Dhananjaya under an Australian sun: Aravind Adiga’s ‘Amnesty’ reviewed by Geeta Doctor

Adiga focuses on a pressing issue here — the plight of the individual seeking asylum in a foreign land. But too much authorial intrusion makes the narrative unconvincing

February 29, 2020 04:00 pm | Updated 04:00 pm IST

It could be called the burden of being a Booker Prize winner the first-time round. When Aravind Adiga won the Man Booker in 2008, he did not just write a novel, he created a meme. Ever since then, his White Tiger has become the shorthand for describing the invisible creatures hiding in the undergrowth of our fractured society, waiting to maul their owners.

In another era the same character would be a societal misfit called Frankenstein’s monster, or the many variations of our fear of the other that has created some of our most compelling literary narratives.

Discovering nature

Adiga is himself the White Tiger here. He focuses on one of the most pressing issues of our times — the plight of the individual

seeking asylum in a foreign land. Danny, the cleaner who walks around Sydney with his vacuum cleaner attached to his back, golden highlights glinting in his hair, is the bait. The time frame of the novel stretches into a day in the life of Danny, or Dhananjaya Rajaratnam, a Sri Lankan migrant from Batticaloa.

His job is to scrub the houses of the more established inhabitants. In the course of his day he comes upon the shocking news of a murder of one of his clients.

Radha Thomas, whose apartment Danny cleans once a week, is the epitome of a successful woman of Indian extraction who has married a white Australian and made the most of her privileged status, which includes having a macho Indian lover named Prakash Wadhwa. He sounds a bit like our Hrithik Roshan as he has eyes the colour of hazelnuts, but alas for our heroine, a nasty habit of playing “Pokies”, that is to say, gambling on the gaming machines. It’s a habit Radha Thomas also has.

The timeline is elastic. Adiga stretches it to include the four years that Danny has spent in Australia as a student. The narrative is not going to do much for those who are aspiring to one of Australia’s oft-touted educational programmes. The story also yo-yos back and forth between some of the other places and episodes in Danny’s life. There’s a wonderful evocation of Danny as a young lad swimming out into the lagoon in Batticaloa and waiting for the mermaids to emerge from the surf.

Adiga appears to have discovered nature during his Australia sojourn. Not only are there mentions of a jabiru, a black stork native to Australia that is reminiscent of the Jubjub bird from Lewis Carroll, but repeated references to fig trees, from which a white bird drops out like a hot stone, and yellow-crested cockatoos.

Surreal bond

Danny is prone to morphing into Adiga when he is not wielding his vacuum cleaner. There is, for instance, a flashback to an elephant he names Prabhakaran.

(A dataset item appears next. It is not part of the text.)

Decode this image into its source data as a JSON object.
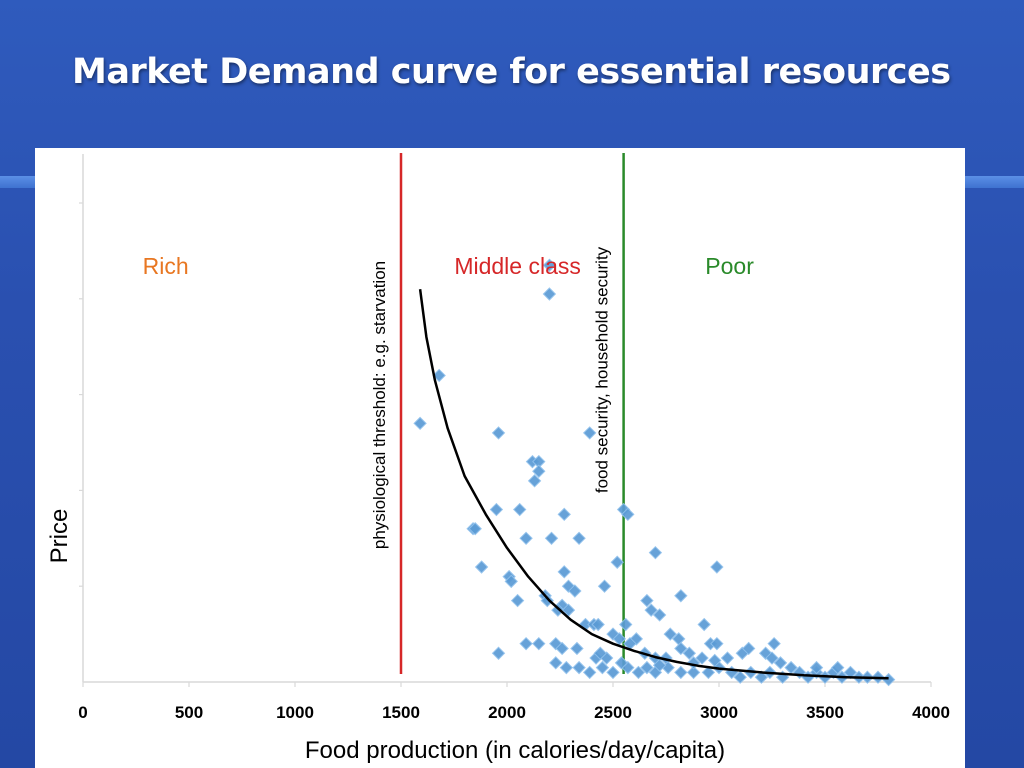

Danny feels a surreal bond when he comes across an old naval gun rusting in a park. Is it Danny or Adiga who tells us that the gun is a relic from the German warship Emden that had created panic in Chennai when it suddenly appeared on its waters during World War I, terrifying Tamils even in Sri Lanka? “A dragon over there, it had become a dodo over here and was destroyed; and now the last piece of the Emden, this gun, perhaps the same one that had set the waters of the Marina ablaze and lit nightmares in Chennai for two generations, was mounted on a park in Sydney.”

In another place, Sonja, Danny’s Vietnamese girlfriend, tells her mother that once Danny had watched “a brown man and a girl who were dancing to no music at all but the sunlight — wearing nothing except their glistening heat resistant skin” and suddenly realised that they were not Indian, not Sri Lankan, but Aborigines. Rumours of links between the tribals of South India, as also between the Veddas of Sri Lanka and Australian Aborigines, were once popular.

But as the geneticist A.K. Roychoudhary pointed out in a paper in 1984: “Despite the morphological similarity there is no genetic evidence to suggest that the Indian tribes and Australian Aborigines are biologically related.” Danny could be presumed to cater to popular fantasies of a Tamil presence in early Australia, but what could induce Adiga to repeat such canards?

Even as he prowls around Sydney on that fatal day, Danny’s greatest fear is that someone will see through him and dob him. To dob , the dictionary of slang will tell you, is Australian for a person who is morally obliged to rat on another person. Trying to evade the system is the catch 22 at the heart of Adiga’s narrative. There is an immutable element called the Law in Australia. It may be the white man’s concept of what constitutes right and wrong but inevitably, it becomes the brown man’s burden.

To freeze or to run — that is the question that frames Danny. Adiga provides the amnesty.

The Chennai-based writer is a critic and cultural commentator.